Kurzerhand sprang Sam schnaubend auf und pflückte mein Handy aus der Vordertasche meines Rucksacks, den ich neben die Couch hatte fallen lassen. Ich hielt sie nicht davon ab. Brachte doch eh nichts.
Sam tippte meinen Pincode ein und ich beobachtete ängstlich, wie sich ihre Mundwinkel leicht nach unten zogen, als sie meine Benachrichtigungen inspizierte.
Kommentarlos wollte sie mir mein Handy reichen. Ich wollte es eigentlich nicht einmal haben, also ließ ich es auf meinem Schoß liegen, wohin Sam es platziert hatte, nachdem ich es nicht entgegen genommen hatte.
„Jetzt schau dir schon an, wie oft er dich angerufen hat."
„Fünfmal? Zwanzigmal? Keinmal?", riet ich seufzend und fuhr mir mit der Hand durch die verwuschelten Haare. „Ist doch eigentlich vollkommen egal. Er hat kapiert, dass ich abgehauen bin und vor ihm geflohen bin."
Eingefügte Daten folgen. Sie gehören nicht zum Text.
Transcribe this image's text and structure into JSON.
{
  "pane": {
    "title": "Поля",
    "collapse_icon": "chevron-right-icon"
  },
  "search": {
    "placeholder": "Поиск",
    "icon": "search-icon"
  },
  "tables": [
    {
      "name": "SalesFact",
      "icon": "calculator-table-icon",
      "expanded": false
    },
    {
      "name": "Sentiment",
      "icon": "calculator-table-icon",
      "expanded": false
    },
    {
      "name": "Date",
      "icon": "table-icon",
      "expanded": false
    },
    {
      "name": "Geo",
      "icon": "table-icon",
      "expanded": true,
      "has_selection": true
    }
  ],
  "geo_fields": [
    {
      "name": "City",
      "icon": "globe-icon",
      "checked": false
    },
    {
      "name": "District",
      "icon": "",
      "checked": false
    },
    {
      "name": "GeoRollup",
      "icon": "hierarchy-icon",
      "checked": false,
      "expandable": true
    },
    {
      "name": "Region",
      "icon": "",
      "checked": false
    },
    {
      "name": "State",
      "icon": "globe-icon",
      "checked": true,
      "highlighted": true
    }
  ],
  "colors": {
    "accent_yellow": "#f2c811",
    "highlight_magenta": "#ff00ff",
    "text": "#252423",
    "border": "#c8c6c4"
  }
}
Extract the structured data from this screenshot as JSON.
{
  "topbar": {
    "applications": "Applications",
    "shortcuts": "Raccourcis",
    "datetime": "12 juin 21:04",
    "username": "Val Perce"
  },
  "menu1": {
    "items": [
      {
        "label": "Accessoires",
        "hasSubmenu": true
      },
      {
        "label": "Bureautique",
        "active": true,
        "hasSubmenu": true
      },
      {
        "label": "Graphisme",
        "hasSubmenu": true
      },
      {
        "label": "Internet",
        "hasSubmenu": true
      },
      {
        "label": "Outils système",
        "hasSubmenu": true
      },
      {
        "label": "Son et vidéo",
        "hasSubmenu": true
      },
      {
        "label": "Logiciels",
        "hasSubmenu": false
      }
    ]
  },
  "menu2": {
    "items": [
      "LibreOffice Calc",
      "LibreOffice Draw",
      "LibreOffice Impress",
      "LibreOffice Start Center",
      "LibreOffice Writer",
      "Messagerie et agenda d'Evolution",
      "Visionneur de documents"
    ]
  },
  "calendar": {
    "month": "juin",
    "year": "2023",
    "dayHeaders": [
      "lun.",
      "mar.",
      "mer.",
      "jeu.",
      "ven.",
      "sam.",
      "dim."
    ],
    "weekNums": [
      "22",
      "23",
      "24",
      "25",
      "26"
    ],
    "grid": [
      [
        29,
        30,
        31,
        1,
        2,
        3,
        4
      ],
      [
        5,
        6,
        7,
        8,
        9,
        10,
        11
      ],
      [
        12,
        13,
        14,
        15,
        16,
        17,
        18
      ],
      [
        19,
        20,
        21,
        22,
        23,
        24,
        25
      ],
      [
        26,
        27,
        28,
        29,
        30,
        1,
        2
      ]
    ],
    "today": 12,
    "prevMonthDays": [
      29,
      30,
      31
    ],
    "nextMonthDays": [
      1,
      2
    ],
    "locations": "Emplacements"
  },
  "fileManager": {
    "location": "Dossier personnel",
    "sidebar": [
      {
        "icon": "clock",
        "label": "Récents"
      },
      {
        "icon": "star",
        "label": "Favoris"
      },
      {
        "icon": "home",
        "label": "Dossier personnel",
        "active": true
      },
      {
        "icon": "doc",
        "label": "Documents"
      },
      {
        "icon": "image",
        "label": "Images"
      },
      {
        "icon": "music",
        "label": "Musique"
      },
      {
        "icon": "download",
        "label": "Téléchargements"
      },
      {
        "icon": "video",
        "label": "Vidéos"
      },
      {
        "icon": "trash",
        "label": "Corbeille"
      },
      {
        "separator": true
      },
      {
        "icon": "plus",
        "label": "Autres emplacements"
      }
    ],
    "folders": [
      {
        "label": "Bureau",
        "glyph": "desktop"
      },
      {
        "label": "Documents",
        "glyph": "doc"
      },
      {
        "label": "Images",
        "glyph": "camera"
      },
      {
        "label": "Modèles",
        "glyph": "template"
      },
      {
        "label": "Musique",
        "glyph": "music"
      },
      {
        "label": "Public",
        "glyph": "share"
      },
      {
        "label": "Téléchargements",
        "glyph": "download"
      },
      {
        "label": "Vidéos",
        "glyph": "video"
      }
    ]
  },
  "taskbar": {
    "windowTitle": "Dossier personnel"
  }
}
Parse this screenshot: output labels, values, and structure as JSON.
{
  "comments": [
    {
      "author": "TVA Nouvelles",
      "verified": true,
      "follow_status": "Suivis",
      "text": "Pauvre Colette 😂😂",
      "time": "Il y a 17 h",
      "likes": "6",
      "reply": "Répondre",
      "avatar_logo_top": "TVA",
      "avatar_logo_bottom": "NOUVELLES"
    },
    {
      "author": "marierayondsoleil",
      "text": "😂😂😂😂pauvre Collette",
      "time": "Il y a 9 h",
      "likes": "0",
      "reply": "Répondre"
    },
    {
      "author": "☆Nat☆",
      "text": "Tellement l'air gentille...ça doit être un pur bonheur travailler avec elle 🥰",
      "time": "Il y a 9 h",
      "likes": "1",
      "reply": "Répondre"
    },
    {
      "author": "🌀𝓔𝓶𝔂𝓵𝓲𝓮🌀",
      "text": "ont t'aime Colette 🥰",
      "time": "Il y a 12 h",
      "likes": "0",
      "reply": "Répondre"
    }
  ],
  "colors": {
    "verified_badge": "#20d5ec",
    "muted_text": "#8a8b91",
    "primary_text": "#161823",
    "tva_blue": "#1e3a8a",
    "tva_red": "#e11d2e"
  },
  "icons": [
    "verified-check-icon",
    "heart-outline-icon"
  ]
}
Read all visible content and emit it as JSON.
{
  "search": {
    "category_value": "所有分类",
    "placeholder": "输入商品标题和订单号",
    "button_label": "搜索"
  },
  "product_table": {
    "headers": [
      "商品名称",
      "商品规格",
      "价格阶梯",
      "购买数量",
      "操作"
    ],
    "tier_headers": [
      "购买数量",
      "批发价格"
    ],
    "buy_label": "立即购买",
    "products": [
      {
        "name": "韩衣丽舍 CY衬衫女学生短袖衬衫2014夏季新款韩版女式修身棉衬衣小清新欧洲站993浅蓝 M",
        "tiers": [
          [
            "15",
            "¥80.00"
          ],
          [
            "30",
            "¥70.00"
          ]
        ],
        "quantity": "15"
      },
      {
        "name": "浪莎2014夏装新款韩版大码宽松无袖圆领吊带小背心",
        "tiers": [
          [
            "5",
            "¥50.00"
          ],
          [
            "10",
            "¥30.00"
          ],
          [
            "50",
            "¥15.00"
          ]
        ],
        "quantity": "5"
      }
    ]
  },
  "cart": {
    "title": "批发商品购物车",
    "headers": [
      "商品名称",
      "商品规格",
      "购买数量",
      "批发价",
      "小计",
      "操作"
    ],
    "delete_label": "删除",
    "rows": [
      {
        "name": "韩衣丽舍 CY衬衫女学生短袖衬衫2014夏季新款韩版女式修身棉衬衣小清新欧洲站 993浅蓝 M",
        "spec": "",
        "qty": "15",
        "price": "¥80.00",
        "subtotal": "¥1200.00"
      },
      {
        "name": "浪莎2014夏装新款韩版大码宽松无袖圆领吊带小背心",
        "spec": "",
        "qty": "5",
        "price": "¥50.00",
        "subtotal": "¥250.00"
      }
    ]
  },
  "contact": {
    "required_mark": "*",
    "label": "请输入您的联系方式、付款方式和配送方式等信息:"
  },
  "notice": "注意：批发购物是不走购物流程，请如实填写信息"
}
„Ja, das wird er kapiert haben, aber deswegen macht er sich trotzdem Sorgen um dich und er weiß nicht einmal, ob es dir gut geht, du Vogel!", schimpfte Sam mich und deutete mit dem Finger auf mein Handy: „Schreib ihm und sag ihm, dir geht's gut und du bist bei mir und du brauchst ein bisschen Ruhe. Du meldest dich dann wieder bei ihm."
„Okay, Sir."
„Das ist nicht witzig!"
„Ich weiß, aber was soll ich denn sonst machen?", jammerte ich und tippte auf Pierres Chat. „Ich kann nicht mehr nur rumheulen und einen Blues schieben, sonst wird das ja nie besser..."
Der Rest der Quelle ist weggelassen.